Esportazioni agroalimentari italiane da record, verso i 50 mld nel 2021

Pasta italiana

Roma - Il forte aumento dei costi dei noli marittimi e dei container trasportati via nave mette a rischio le esportazioni agroalimentari Made in Italy proiettate verso il record storico di 50 miliardi nel 2021. Ad affermarlo è Coldiretti, in riferimento al balzo del costo del nolo del container che per la tratta Cina-West Coast è a un passo dai 20.000 dollari secondo la società di rilevazione Freightos.

L'organizzazione agricola sottolinea che si "tratta della punta dell'iceberg di una situazione di tensione nei trasporti internazionale provocata dall'emergenza Covid che rischia di cambiare la mappa del commercio internazionale". Coldiretti evidenzia che la "situazione aggrava il deficit di competitività dal punto di vista logistico dell'Italia che - precisa - secondo l'ultima analisi del centro studi Divulga deve affrontate un costo medio chilometrico per le merci del trasporto pesante pari a 1,12 euro/chilometro, più alto di nazioni come la Francia (1,08) e la Germania (1,04), ma addirittura doppio se si considerano le realtà dell'Europa dell'Est, in Lettonia il costo dell'autotrasporto è di 0,60 euro al chilometro e in Romania 0.64".

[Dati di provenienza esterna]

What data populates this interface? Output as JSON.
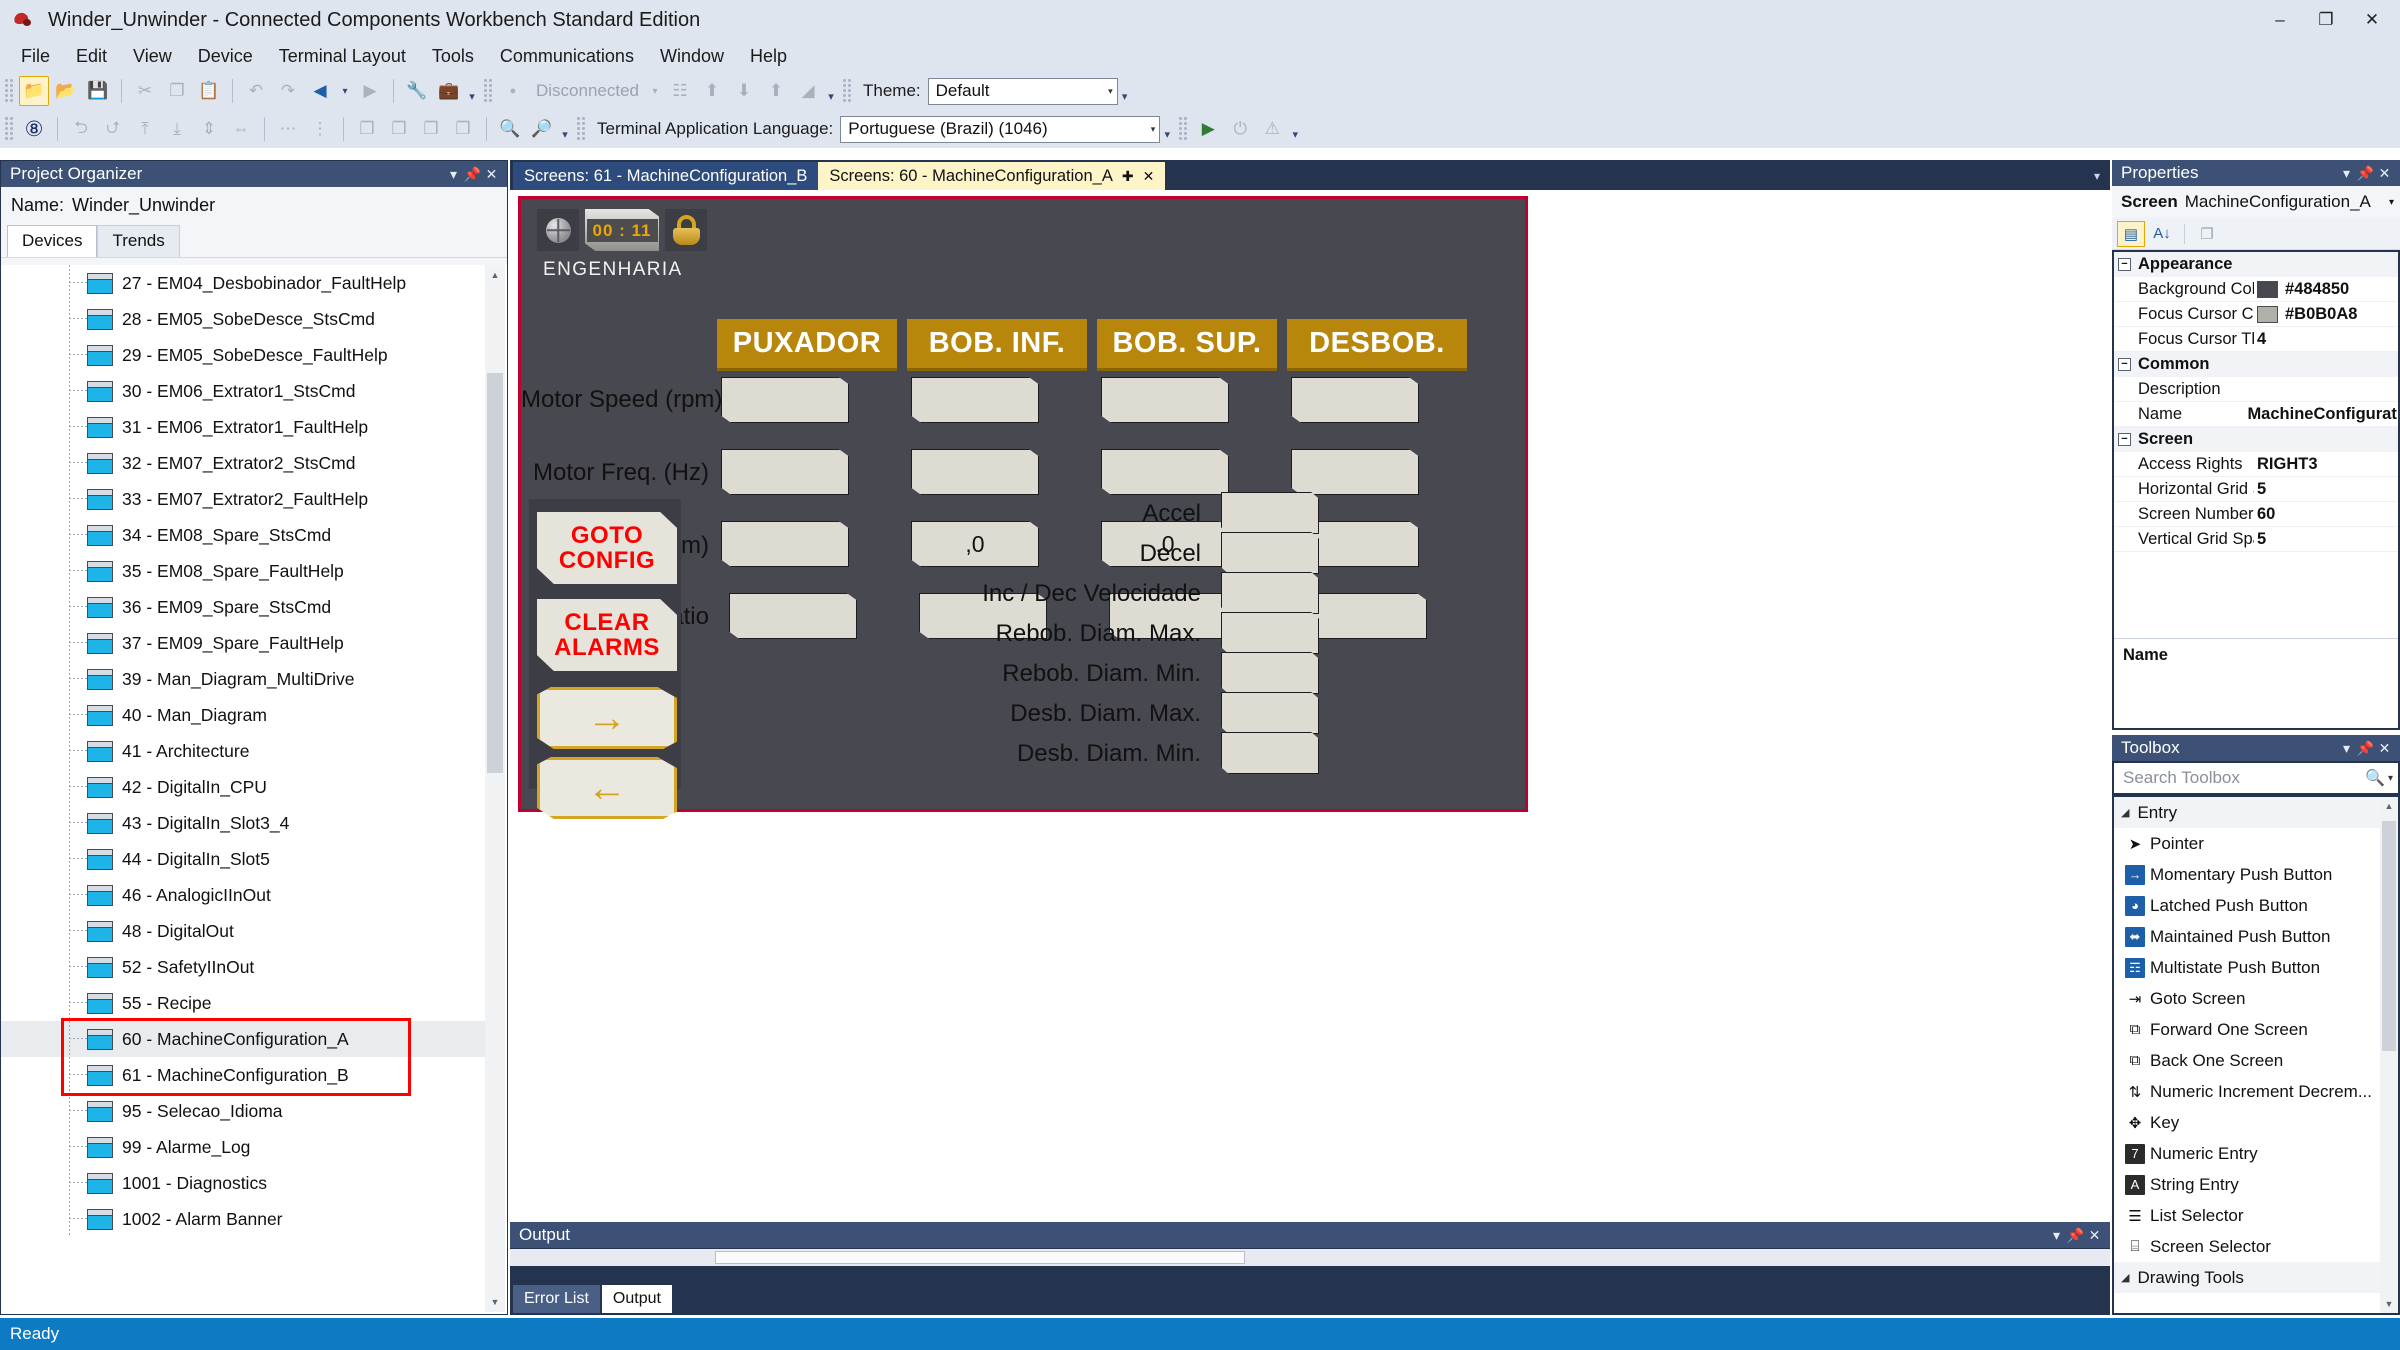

Coldiretti, nel presentare la problematica, sostiene inoltre che "si tratta di un aggravio per gli operatori economici italiani superiore dell'11% rispetto alla media europea e che colloca il nostro Paese al 30° posto nella classifica mondiale stilata dal Global Competitiveness Report (Gcr). "Per questo - commenta il il presidente della Coldiretti Ettore Prandini - con il Pnrr bisogna agire sui ritardi strutturali dell'Italia e sbloccare tutte le opere che migliorerebbero i collegamenti tra Sud e Nord del Paese, ma pure con il resto del mondo per via marittima e ferroviaria in alta velocità, con una rete di snodi composta da aeroporti, treni e cargo".